Researchers did see that Tri and Horse created shape-dependent inflammatory responses, but because the response diminished over time, they showed that the immune reaction was relatively harmless in the long run. “It was a modest immune response, but it wasn’t toxic to the animals,” said Lucas. “Understanding that was really key as we move towards preclinical development, and ready the technology for drug delivery applications.”

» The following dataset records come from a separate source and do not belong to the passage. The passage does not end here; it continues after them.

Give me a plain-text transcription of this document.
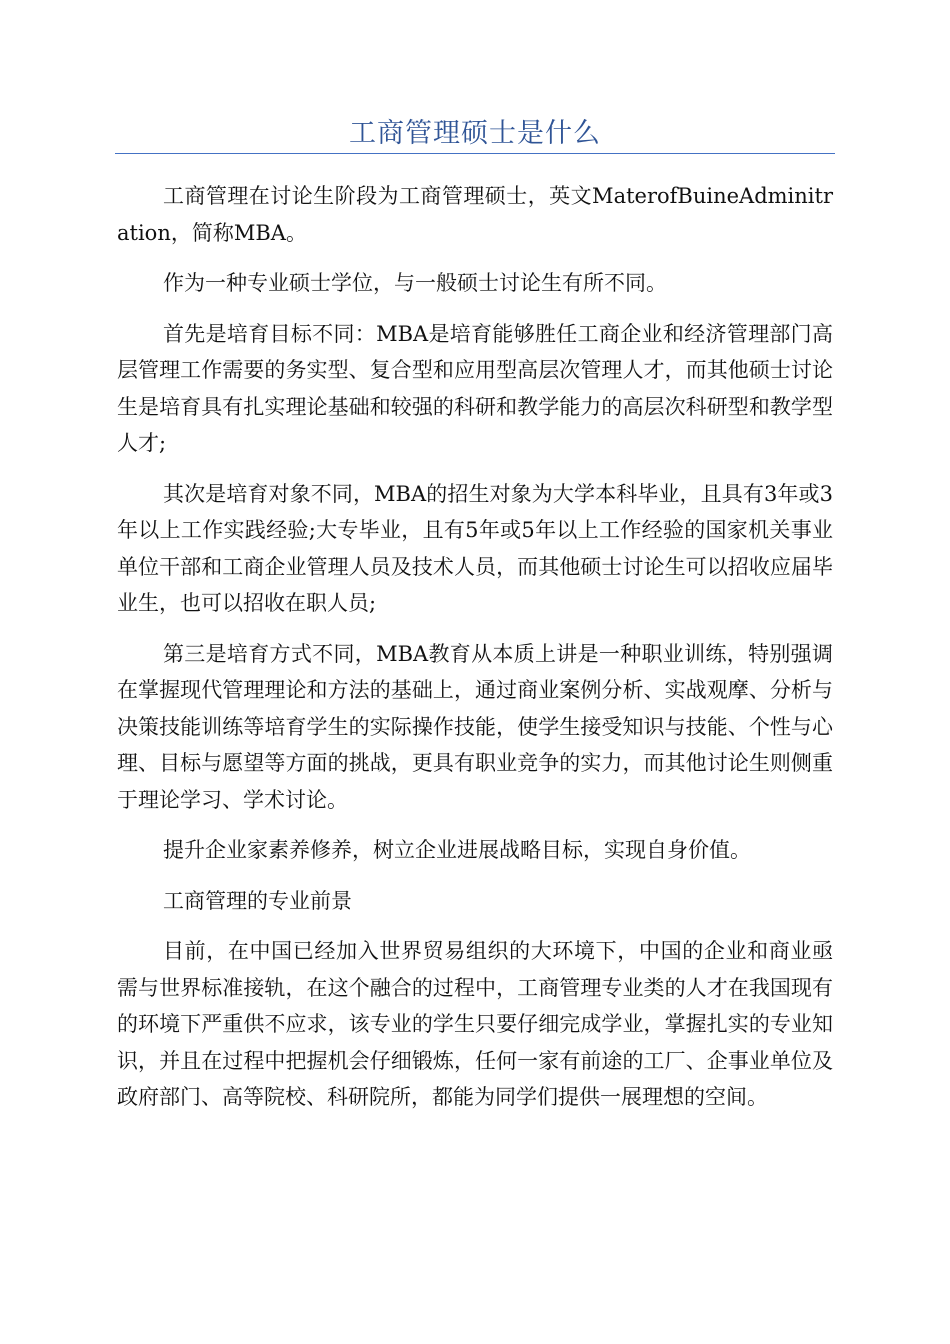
工商管理硕士是什么

工商管理在讨论生阶段为工商管理硕士，英文MaterofBuineAdminitration，简称MBA。

作为一种专业硕士学位，与一般硕士讨论生有所不同。

首先是培育目标不同：MBA是培育能够胜任工商企业和经济管理部门高层管理工作需要的务实型、复合型和应用型高层次管理人才，而其他硕士讨论生是培育具有扎实理论基础和较强的科研和教学能力的高层次科研型和教学型人才;

其次是培育对象不同，MBA的招生对象为大学本科毕业，且具有3年或3年以上工作实践经验;大专毕业，且有5年或5年以上工作经验的国家机关事业单位干部和工商企业管理人员及技术人员，而其他硕士讨论生可以招收应届毕业生，也可以招收在职人员;

第三是培育方式不同，MBA教育从本质上讲是一种职业训练，特别强调在掌握现代管理理论和方法的基础上，通过商业案例分析、实战观摩、分析与决策技能训练等培育学生的实际操作技能，使学生接受知识与技能、个性与心理、目标与愿望等方面的挑战，更具有职业竞争的实力，而其他讨论生则侧重于理论学习、学术讨论。

提升企业家素养修养，树立企业进展战略目标，实现自身价值。

工商管理的专业前景

目前，在中国已经加入世界贸易组织的大环境下，中国的企业和商业亟需与世界标准接轨，在这个融合的过程中，工商管理专业类的人才在我国现有的环境下严重供不应求，该专业的学生只要仔细完成学业，掌握扎实的专业知识，并且在过程中把握机会仔细锻炼，任何一家有前途的工厂、企事业单位及政府部门、高等院校、科研院所，都能为同学们提供一展理想的空间。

When the experiment concluded, the team also collected and imaged all of the mice’s major organs, blood and urine to track the device’s final distribution throughout the body. Results showed that both types of nanostructures were internalized by a variety of immune cells, but the amount of DO still left behind differed due to their original concentrations and how long they permeated the body. Because they’re biocompatible, nanostructures also happen to clear the body relatively quickly, Lucas said. And that’s a good thing, especially if scientists want to ensure these devices could be used to target only diseased cells.
But it’s hard to predict the challenges other kinds of nanostructures might run into inside a human or animal body.
“Once you put things into a biological system there’s just so much variability to account for,” said study co-author Carlos Castro, professor of mechanical and aerospace engineering.
As for what’s next, since they’ve shown the technology isn’t toxic to mice, the team wants to start loading the devices up with chemotherapy drugs and begin learning how to use the devices to effectively target cancer cells in animals. “We’re just scratching the surface,” said Castro. “We’re revealing a whole new set of interesting questions that we can dig deeper into.”